Montante, le intercettazioni: soldi ai giornali e un uomo di fiducia in commissione Antimafia

Nuovi dettagli delle indagini su Antonio Calogero Montante. Dalle intercettazioni dell’ex presidente di Sicindustria, arrestato ieri per associazione a delinquere finalizzata alla corruzione, è emerso quanto fossero importanti per lui i rapporti con i giornali. Rapporti che Montante avrebbe mantenuto attraverso soldi per le pubblicità, così “non rompono i coglioni“.

In una delle intercettazioni Montante avrebbe aspramente criticato il comportamento di Rosario Crocetta, ai tempi Presidente della Regione, che aveva azzerato l’ufficio stampa, mandando a casa 22 giornalisti. “È un cretino – si legge su Ansa –  un coglione di dimensioni cosmiche. È pazzesco, un governo si mantiene con la comunicazione”. Poi la sua ricetta per risolvere il problema: “Subitu subitu… chiamassi a società a Milano… facci la sponsorizzazione…. È la norma come fanno gli americani… tutti no? Vacci, dunici due milioni e quattrocento mila euro all’anno e non rompono i coglioni… capisti? Di pubblicità, no di attività”.

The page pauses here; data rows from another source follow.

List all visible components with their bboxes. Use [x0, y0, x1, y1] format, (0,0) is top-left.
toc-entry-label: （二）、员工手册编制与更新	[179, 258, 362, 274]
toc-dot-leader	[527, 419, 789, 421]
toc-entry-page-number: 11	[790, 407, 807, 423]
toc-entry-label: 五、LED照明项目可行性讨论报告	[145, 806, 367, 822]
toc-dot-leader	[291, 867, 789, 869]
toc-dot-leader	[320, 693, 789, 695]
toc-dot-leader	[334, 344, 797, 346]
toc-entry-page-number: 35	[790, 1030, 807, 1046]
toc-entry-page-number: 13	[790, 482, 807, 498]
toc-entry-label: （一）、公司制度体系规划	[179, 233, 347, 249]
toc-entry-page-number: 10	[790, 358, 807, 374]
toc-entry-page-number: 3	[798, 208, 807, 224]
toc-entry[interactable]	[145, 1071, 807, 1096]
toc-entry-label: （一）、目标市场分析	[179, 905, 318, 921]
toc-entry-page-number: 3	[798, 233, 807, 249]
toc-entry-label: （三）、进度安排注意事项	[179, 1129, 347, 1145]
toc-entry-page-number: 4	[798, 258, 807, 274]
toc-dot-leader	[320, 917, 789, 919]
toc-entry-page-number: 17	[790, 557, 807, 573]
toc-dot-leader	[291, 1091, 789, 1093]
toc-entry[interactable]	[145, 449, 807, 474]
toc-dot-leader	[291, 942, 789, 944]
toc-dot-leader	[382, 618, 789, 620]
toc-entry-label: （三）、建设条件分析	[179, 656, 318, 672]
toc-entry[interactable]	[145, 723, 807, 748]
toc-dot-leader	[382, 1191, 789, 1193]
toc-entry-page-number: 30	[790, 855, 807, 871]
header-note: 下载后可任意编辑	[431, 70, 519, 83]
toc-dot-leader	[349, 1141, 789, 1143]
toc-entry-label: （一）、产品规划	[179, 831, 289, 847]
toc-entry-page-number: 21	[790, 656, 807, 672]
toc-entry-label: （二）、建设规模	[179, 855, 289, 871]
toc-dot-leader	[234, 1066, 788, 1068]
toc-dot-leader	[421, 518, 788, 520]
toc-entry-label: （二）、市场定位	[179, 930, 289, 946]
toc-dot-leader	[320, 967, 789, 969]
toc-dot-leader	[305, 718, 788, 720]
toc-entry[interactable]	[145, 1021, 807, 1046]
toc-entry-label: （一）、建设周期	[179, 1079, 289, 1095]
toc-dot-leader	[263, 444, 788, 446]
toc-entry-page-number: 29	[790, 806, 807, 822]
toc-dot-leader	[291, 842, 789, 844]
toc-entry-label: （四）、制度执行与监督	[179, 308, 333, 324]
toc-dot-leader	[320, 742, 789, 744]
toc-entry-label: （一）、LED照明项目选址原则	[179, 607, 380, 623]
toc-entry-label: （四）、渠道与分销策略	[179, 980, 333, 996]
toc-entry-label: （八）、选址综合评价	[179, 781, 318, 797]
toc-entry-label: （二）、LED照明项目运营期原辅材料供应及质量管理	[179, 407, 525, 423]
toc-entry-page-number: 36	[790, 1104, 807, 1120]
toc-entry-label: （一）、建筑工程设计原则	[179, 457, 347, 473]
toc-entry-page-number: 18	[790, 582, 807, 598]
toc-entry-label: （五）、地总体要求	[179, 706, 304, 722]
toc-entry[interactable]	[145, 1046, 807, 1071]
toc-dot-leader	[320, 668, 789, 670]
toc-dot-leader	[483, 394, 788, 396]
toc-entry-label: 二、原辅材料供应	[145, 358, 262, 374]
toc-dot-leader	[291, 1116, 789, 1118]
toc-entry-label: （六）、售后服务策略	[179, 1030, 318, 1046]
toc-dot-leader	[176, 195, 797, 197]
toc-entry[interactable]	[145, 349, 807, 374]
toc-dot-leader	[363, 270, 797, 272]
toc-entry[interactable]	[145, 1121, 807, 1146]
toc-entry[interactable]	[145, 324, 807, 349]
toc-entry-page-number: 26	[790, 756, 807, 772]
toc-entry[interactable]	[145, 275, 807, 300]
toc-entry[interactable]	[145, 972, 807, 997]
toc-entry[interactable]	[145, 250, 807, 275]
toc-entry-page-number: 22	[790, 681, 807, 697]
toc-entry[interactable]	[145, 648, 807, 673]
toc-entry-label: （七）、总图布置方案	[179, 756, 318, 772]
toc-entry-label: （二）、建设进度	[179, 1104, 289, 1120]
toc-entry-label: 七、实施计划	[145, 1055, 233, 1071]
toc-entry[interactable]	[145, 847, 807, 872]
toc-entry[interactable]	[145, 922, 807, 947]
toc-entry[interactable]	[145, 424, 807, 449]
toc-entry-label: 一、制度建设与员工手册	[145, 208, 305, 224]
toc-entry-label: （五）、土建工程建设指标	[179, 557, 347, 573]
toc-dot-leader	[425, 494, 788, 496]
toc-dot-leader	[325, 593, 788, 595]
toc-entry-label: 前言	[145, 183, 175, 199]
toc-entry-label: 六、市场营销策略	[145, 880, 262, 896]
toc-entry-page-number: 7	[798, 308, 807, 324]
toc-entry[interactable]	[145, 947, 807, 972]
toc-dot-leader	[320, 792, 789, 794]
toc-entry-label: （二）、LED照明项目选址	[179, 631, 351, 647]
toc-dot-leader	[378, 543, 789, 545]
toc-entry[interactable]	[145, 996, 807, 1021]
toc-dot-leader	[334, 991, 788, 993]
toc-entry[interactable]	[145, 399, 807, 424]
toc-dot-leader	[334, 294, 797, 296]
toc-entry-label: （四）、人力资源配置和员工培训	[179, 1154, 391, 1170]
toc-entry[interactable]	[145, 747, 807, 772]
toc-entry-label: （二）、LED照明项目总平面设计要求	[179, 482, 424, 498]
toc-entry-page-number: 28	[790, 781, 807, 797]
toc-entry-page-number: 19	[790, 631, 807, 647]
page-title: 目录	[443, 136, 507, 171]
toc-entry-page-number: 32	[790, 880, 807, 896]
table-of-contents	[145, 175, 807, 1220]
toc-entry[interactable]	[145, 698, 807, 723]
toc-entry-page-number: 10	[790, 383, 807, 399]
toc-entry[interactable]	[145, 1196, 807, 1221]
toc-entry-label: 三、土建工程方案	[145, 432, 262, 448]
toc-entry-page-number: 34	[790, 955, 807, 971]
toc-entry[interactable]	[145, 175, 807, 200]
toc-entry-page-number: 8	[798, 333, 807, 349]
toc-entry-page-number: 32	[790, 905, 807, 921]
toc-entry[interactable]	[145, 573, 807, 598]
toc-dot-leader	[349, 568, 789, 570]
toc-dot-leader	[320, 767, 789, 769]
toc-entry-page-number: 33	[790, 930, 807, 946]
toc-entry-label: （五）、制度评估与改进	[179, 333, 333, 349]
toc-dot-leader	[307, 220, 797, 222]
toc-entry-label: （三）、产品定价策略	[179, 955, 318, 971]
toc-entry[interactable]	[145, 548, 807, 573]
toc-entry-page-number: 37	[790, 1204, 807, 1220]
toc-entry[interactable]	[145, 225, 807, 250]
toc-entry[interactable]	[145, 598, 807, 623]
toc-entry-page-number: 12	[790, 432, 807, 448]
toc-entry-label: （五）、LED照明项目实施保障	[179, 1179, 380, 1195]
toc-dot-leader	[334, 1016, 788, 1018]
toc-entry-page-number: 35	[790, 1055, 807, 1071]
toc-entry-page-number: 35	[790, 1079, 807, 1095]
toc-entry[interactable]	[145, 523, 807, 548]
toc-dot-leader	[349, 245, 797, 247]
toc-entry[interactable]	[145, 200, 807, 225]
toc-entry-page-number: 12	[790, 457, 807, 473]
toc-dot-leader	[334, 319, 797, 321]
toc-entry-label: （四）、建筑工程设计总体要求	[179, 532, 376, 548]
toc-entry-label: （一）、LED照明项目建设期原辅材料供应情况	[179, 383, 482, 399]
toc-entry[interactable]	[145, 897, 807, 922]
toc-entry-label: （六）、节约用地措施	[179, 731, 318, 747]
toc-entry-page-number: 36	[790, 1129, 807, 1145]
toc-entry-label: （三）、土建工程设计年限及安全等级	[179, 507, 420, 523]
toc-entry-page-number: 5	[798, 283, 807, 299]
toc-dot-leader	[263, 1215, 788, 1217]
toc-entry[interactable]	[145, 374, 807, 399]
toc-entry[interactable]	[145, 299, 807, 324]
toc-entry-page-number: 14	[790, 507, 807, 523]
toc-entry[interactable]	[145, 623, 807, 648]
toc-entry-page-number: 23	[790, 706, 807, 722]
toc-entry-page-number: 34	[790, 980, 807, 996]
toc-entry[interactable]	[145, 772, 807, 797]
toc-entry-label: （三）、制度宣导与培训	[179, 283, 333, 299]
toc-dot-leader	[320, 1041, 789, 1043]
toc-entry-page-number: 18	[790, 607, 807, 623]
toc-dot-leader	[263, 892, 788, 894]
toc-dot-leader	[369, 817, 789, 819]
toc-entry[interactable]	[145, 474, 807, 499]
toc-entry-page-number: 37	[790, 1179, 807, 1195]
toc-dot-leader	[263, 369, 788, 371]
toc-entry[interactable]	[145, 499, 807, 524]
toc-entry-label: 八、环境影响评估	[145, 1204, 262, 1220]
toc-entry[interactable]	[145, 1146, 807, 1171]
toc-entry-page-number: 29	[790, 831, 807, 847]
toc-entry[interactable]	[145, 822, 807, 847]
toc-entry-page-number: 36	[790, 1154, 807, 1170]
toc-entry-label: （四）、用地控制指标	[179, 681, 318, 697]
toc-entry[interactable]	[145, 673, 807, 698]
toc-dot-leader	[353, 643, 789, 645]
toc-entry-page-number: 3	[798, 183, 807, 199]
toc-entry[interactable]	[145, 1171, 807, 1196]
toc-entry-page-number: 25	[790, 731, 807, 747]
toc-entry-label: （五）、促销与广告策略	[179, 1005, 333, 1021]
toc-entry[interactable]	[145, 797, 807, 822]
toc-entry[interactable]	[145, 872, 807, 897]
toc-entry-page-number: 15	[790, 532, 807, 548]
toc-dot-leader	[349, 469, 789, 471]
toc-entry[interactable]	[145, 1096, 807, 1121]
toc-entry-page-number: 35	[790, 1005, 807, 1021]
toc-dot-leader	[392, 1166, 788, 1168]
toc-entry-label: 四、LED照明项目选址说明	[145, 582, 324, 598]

Ma non solo. Nel corso di un’intercettazione ambientale mentre parlava con Linda Vancheri, ai tempi assessore regionale alle Attività produttive, Montante avrebbe fatto intendere di avere una talpa all’interno della commissione Antimafia, che gli avrebbe riferito il contenuto di un’audizione, che era stata secretata, dell’imprenditore Marco Venturi, prima amico dell’ex presidente di Sicindustria, poi uno dei suoi più grandi accusatori. “Tutte le mie domande ha fatto”, avrebbe detto Montante, facendo intendere di avere un uomo all’interno della commissione. Poi, commentando l’audizione, avrebbe detto che Venturi avesse fatto “mala figura” davanti ai commissari, criticando anche la decisione del presidente Rosy Bindi di dare luogo “all’attività di verifica dell’Antimafia”.